The governor is a constituent of mine in District 149. I reached out to ask him why he is seeking this extension and he was gracious enough to return my call.

The governor said he needs these powers to be able to respond to any surge in COVID cases. It is reasonable for the executive to have the ability to declare emergencies and act with expediency, as Gov. Lamont did at the start of the pandemic.

However, as of Sept 21, according to the Centers for Disease Control and Prevention’s COVID Data Tracker, 75.44 percent of Connecticut’s population has received at least one dose and 68 percent are fully vaccinated. These percentages consistently put Connecticut among the top three states in the nation for highest vaccination rates. Being creative with ideas for vaccination incentives, such as free admission to the zoo or Dunkin’ Donuts gift cards, does not require emergency powers. But being able to order mandates does. There’s the rub.

The governor’s leadership during this crisis, although well-intentioned, was not flawless as he like Gov. Andrew Cuomo of New York adopted a policy of creating COVID-only nursing homes combining COVID positive elderly residents with other COVID patients. By early summer of 2020, nearly 90 percent of COVID deaths recorded in Connecticut were of nursing home patients. This shows that the exercise of emergency powers is not a saving grace and can bring about unintended harmful results.

When I pointed out the example of other New England governors who had given up their emergency powers, Gov. Lamont said the Massachusetts governor had delegated those powers to the state health commissioner. He said that if I found him to be heavy-handed I would definitely not like to be ruled by Connecticut’s new health commissioner, Dr. Manisha Juthani.

Indeed, I want a government that understands its proper role — to protect individual rights. The state Legislature is able to provide a system of checks and balances. Emergency powers have the effect of removing those checks.

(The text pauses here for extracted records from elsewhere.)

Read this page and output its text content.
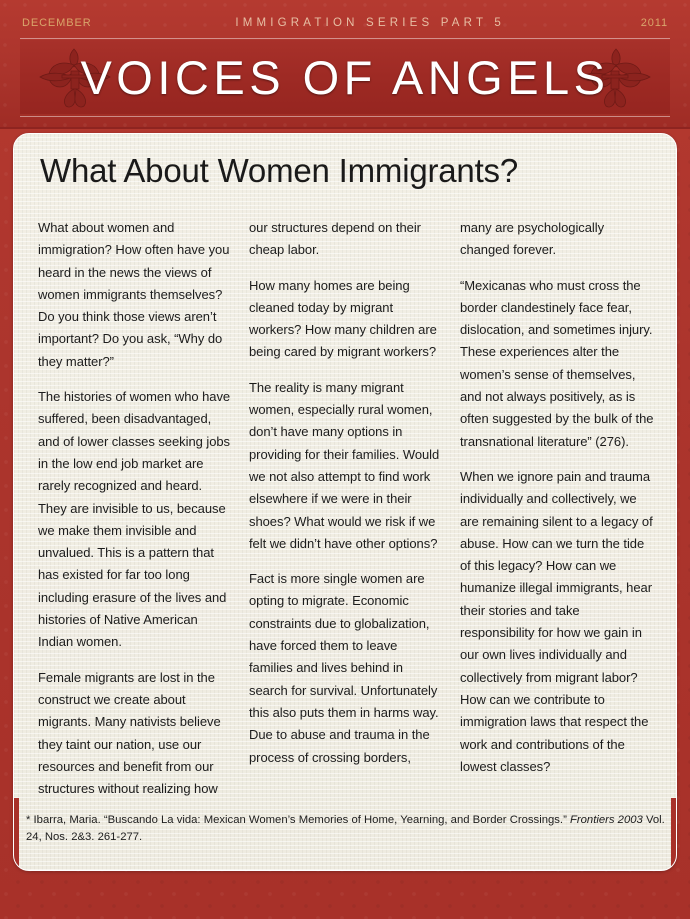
DECEMBER	IMMIGRATION SERIES PART 5	2011
VOICES OF ANGELS
What About Women Immigrants?

What about women and immigration? How often have you heard in the news the views of women immigrants themselves? Do you think those views aren’t important? Do you ask, “Why do they matter?”

The histories of women who have suffered, been disadvantaged, and of lower classes seeking jobs in the low end job market are rarely recognized and heard. They are invisible to us, because we make them invisible and unvalued. This is a pattern that has existed for far too long including erasure of the lives and histories of Native American Indian women.

Female migrants are lost in the construct we create about migrants. Many nativists believe they taint our nation, use our resources and benefit from our structures without realizing how

our structures depend on their cheap labor.

How many homes are being cleaned today by migrant workers? How many children are being cared by migrant workers?

The reality is many migrant women, especially rural women, don’t have many options in providing for their families. Would we not also attempt to find work elsewhere if we were in their shoes? What would we risk if we felt we didn’t have other options?

Fact is more single women are opting to migrate. Economic constraints due to globalization, have forced them to leave families and lives behind in search for survival. Unfortunately this also puts them in harms way. Due to abuse and trauma in the process of crossing borders,

many are psychologically changed forever.

“Mexicanas who must cross the border clandestinely face fear, dislocation, and sometimes injury. These experiences alter the women’s sense of themselves, and not always positively, as is often suggested by the bulk of the transnational literature” (276).

When we ignore pain and trauma individually and collectively, we are remaining silent to a legacy of abuse. How can we turn the tide of this legacy? How can we humanize illegal immigrants, hear their stories and take responsibility for how we gain in our own lives individually and collectively from migrant labor? How can we contribute to immigration laws that respect the work and contributions of the lowest classes?

* Ibarra, Maria. “Buscando La vida: Mexican Women’s Memories of Home, Yearning, and Border Crossings.” Frontiers 2003 Vol. 24, Nos. 2&3. 261-277.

At the start of the pandemic, nearly everyone tolerated violations of their rights, such as forced shutdowns of private businesses that hurt folks’ ability to make a living, because the situation was so unexpected, felt imminently dangerous, and required immediate action. Today, it is a different story. COVID is evolving but there is no emergency when, as of Sept 22, the U.S. Department of Health & Human Services reports that Connecticut has 325 people hospitalized with COVID in a state of 3.6 million souls and is using only 4.18 percent of its inpatient beds for COVID.

Gov. Lamont remarked to me that he thought he was doing a better job than the Florida governor in keeping people safe. By American principles, a good job by a leader is done by protecting people’s freedoms and leading us through tough and scary times as free people, not by being our benevolent king, even if the majority of people ask for a benevolent king.

Thank you, Gov. Lamont, for your service, but I respectfully remind you Connecticut is the Constitution State. It is your role to address real emergencies and to share information as transparently and timely as possible with the people, so that we are equipped with the best and latest information to make our own decisions, which I believe does not require an extension of your emergency powers.

I am doing my job as a state representative to guard the role of the legislature in protecting individual rights. This has nothing to do with partisan politics; it has everything to do with abiding by the structures of government set forth in the Constitution. Any state representative who votes Yes on Monday to extend the governor’s powers for another 150 days is abrogating their constitutional duty to serve as a check on and a balance to executive powers.